Devoxx – Day two – Caching

2010-12-07 21:22
Day two started with a really good talk on caching architectures by Greg Luck. He first motivated why caching works: Even with SSIDs being available now there is still a huge performance gap between RAM access times and having to go to disk. The issue is even worse in systems that are architected in a distributed way making frequent calls to remote systems.

When sizing systems for typical load, what is oftentimes forgotten is that there is no such thing as typical load: Usually the load distribution observed over one day for a service used mainly in one time zone has the shape of an elephant – most queries are issued during lunch time (head of the elephant) with another but smaller peak during the afternoon. This pattern repeats when looking at the weekly distribution, repeats again when looking at the yearly distribution. When looking at the peak time of the year, at the peak day, at the peak time your lead may be increased by several orders of magnitude compared to average load.

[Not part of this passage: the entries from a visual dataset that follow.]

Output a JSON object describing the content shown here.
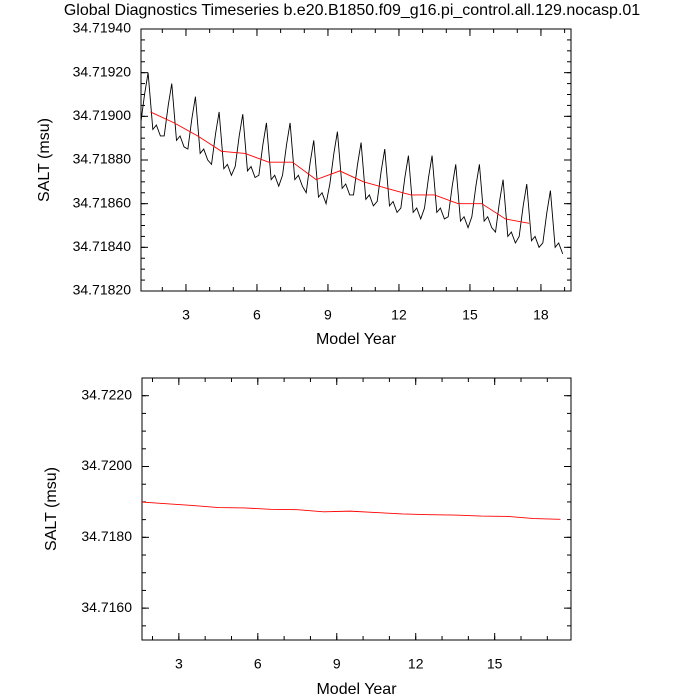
{
  "chart_data": [
    {
      "type": "line",
      "title": "Global Diagnostics Timeseries b.e20.B1850.f09_g16.pi_control.all.129.nocasp.01",
      "x_label": "Model Year",
      "y_label": "SALT (msu)",
      "xlim": [
        1.1,
        19.27
      ],
      "xticks": [
        3,
        6,
        9,
        12,
        15,
        18
      ],
      "ylim": [
        34.7182,
        34.7194
      ],
      "yticks": [
        {
          "value": 34.7182,
          "label": "34.71820"
        },
        {
          "value": 34.7184,
          "label": "34.71840"
        },
        {
          "value": 34.7186,
          "label": "34.71860"
        },
        {
          "value": 34.7188,
          "label": "34.71880"
        },
        {
          "value": 34.719,
          "label": "34.71900"
        },
        {
          "value": 34.7192,
          "label": "34.71920"
        },
        {
          "value": 34.7194,
          "label": "34.71940"
        }
      ],
      "grid": false,
      "series": [
        {
          "color": "#000000",
          "x": [
            1.08,
            1.25,
            1.4,
            1.6,
            1.75,
            1.92,
            2.08,
            2.25,
            2.4,
            2.6,
            2.75,
            2.92,
            3.08,
            3.25,
            3.4,
            3.6,
            3.75,
            3.92,
            4.08,
            4.25,
            4.4,
            4.6,
            4.75,
            4.92,
            5.08,
            5.25,
            5.4,
            5.6,
            5.75,
            5.92,
            6.08,
            6.25,
            6.4,
            6.6,
            6.75,
            6.92,
            7.08,
            7.25,
            7.4,
            7.6,
            7.75,
            7.92,
            8.08,
            8.25,
            8.4,
            8.6,
            8.75,
            8.92,
            9.08,
            9.25,
            9.4,
            9.6,
            9.75,
            9.92,
            10.08,
            10.25,
            10.4,
            10.6,
            10.75,
            10.92,
            11.08,
            11.25,
            11.4,
            11.6,
            11.75,
            11.92,
            12.08,
            12.25,
            12.4,
            12.6,
            12.75,
            12.92,
            13.08,
            13.25,
            13.4,
            13.6,
            13.75,
            13.92,
            14.08,
            14.25,
            14.4,
            14.6,
            14.75,
            14.92,
            15.08,
            15.25,
            15.4,
            15.6,
            15.75,
            15.92,
            16.08,
            16.25,
            16.4,
            16.6,
            16.75,
            16.92,
            17.08,
            17.25,
            17.4,
            17.6,
            17.75,
            17.92,
            18.08,
            18.25,
            18.4,
            18.6,
            18.75,
            18.92
          ],
          "values": [
            34.71896,
            34.7191,
            34.7192,
            34.71894,
            34.71896,
            34.71891,
            34.71891,
            34.71905,
            34.71915,
            34.71889,
            34.71891,
            34.71886,
            34.71885,
            34.71899,
            34.71909,
            34.71883,
            34.71885,
            34.7188,
            34.71878,
            34.71892,
            34.71902,
            34.71876,
            34.71878,
            34.71873,
            34.71877,
            34.71891,
            34.71901,
            34.71875,
            34.71877,
            34.71872,
            34.71873,
            34.71887,
            34.71897,
            34.71871,
            34.71873,
            34.71868,
            34.71873,
            34.71887,
            34.71897,
            34.71871,
            34.71873,
            34.71868,
            34.71865,
            34.71879,
            34.71889,
            34.71863,
            34.71865,
            34.7186,
            34.71869,
            34.71883,
            34.71893,
            34.71867,
            34.71869,
            34.71864,
            34.71864,
            34.71878,
            34.71888,
            34.71862,
            34.71864,
            34.71859,
            34.71861,
            34.71875,
            34.71885,
            34.71859,
            34.71861,
            34.71856,
            34.71858,
            34.71872,
            34.71882,
            34.71856,
            34.71858,
            34.71853,
            34.71858,
            34.71872,
            34.71882,
            34.71856,
            34.71858,
            34.71853,
            34.71854,
            34.71868,
            34.71878,
            34.71852,
            34.71854,
            34.71849,
            34.71854,
            34.71868,
            34.71878,
            34.71852,
            34.71854,
            34.71849,
            34.71847,
            34.71861,
            34.71871,
            34.71845,
            34.71847,
            34.71842,
            34.71845,
            34.71859,
            34.71869,
            34.71843,
            34.71845,
            34.7184,
            34.71842,
            34.71856,
            34.71866,
            34.7184,
            34.71842,
            34.71837
          ]
        },
        {
          "color": "#ff0000",
          "x": [
            1.5,
            2.5,
            3.5,
            4.5,
            5.5,
            6.5,
            7.5,
            8.5,
            9.5,
            10.5,
            11.5,
            12.5,
            13.5,
            14.5,
            15.5,
            16.5,
            17.5
          ],
          "values": [
            34.71902,
            34.71897,
            34.71891,
            34.71884,
            34.71883,
            34.71879,
            34.71879,
            34.71871,
            34.71875,
            34.7187,
            34.71867,
            34.71864,
            34.71864,
            34.7186,
            34.7186,
            34.71853,
            34.71851
          ]
        }
      ]
    },
    {
      "type": "line",
      "x_label": "Model Year",
      "y_label": "SALT (msu)",
      "xlim": [
        1.6,
        17.9
      ],
      "xticks": [
        3,
        6,
        9,
        12,
        15
      ],
      "ylim": [
        34.7151,
        34.7225
      ],
      "yticks": [
        {
          "value": 34.716,
          "label": "34.7160"
        },
        {
          "value": 34.718,
          "label": "34.7180"
        },
        {
          "value": 34.72,
          "label": "34.7200"
        },
        {
          "value": 34.722,
          "label": "34.7220"
        }
      ],
      "grid": false,
      "series": [
        {
          "color": "#ff0000",
          "x": [
            1.5,
            2.5,
            3.5,
            4.5,
            5.5,
            6.5,
            7.5,
            8.5,
            9.5,
            10.5,
            11.5,
            12.5,
            13.5,
            14.5,
            15.5,
            16.5,
            17.5
          ],
          "values": [
            34.719,
            34.71895,
            34.7189,
            34.71884,
            34.71883,
            34.71879,
            34.71878,
            34.71872,
            34.71874,
            34.7187,
            34.71866,
            34.71864,
            34.71863,
            34.7186,
            34.71859,
            34.71853,
            34.71851
          ]
        }
      ]
    }
  ]
}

Although query volume may be high in most applications that reach out for caching, these queries usually exhibit a power law distribution. This means that there are just a few queries being issued very frequently, however many queries are pretty seldom. This pattern allows for high cache hit rates thus reducing load substantially even during very busy times.

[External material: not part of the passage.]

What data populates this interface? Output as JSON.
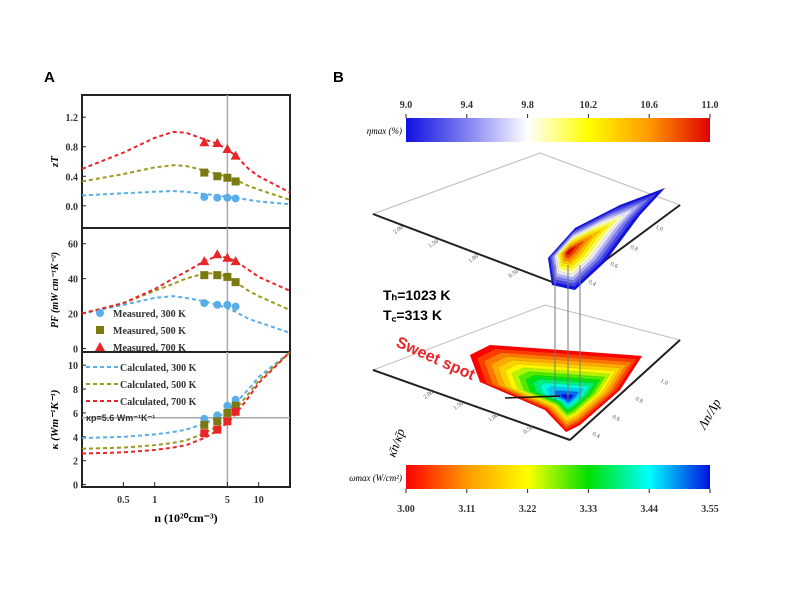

The speaker went into some more detail concerning different architectures: Usually projects start with one cache located directly on the frontend server. When scaling horizontally and adding more and more frontends this leads to an ever increasing load on the database during one period of lifetime for one cached item. The first idea employed to remedy this setup is to link the different caches to each other increasing cache hit rates. Problem here are updates racing to the various caches when the same query is issued to the backend by more than one frontend. The usual next step is to go for a distributed remote cache such as memcache. Of course this has the draw-back of now having to do a network call for each cache access slowing down response times by several milliseconds. Another problem with distributed caching systems is a theorem well known to people building distributed NoSQL databases: CAP says that you can get only two of the three desired properties consistency, availability and partition-tolerance. Ehcache with a terracotta back end lets you configure where your priority lies.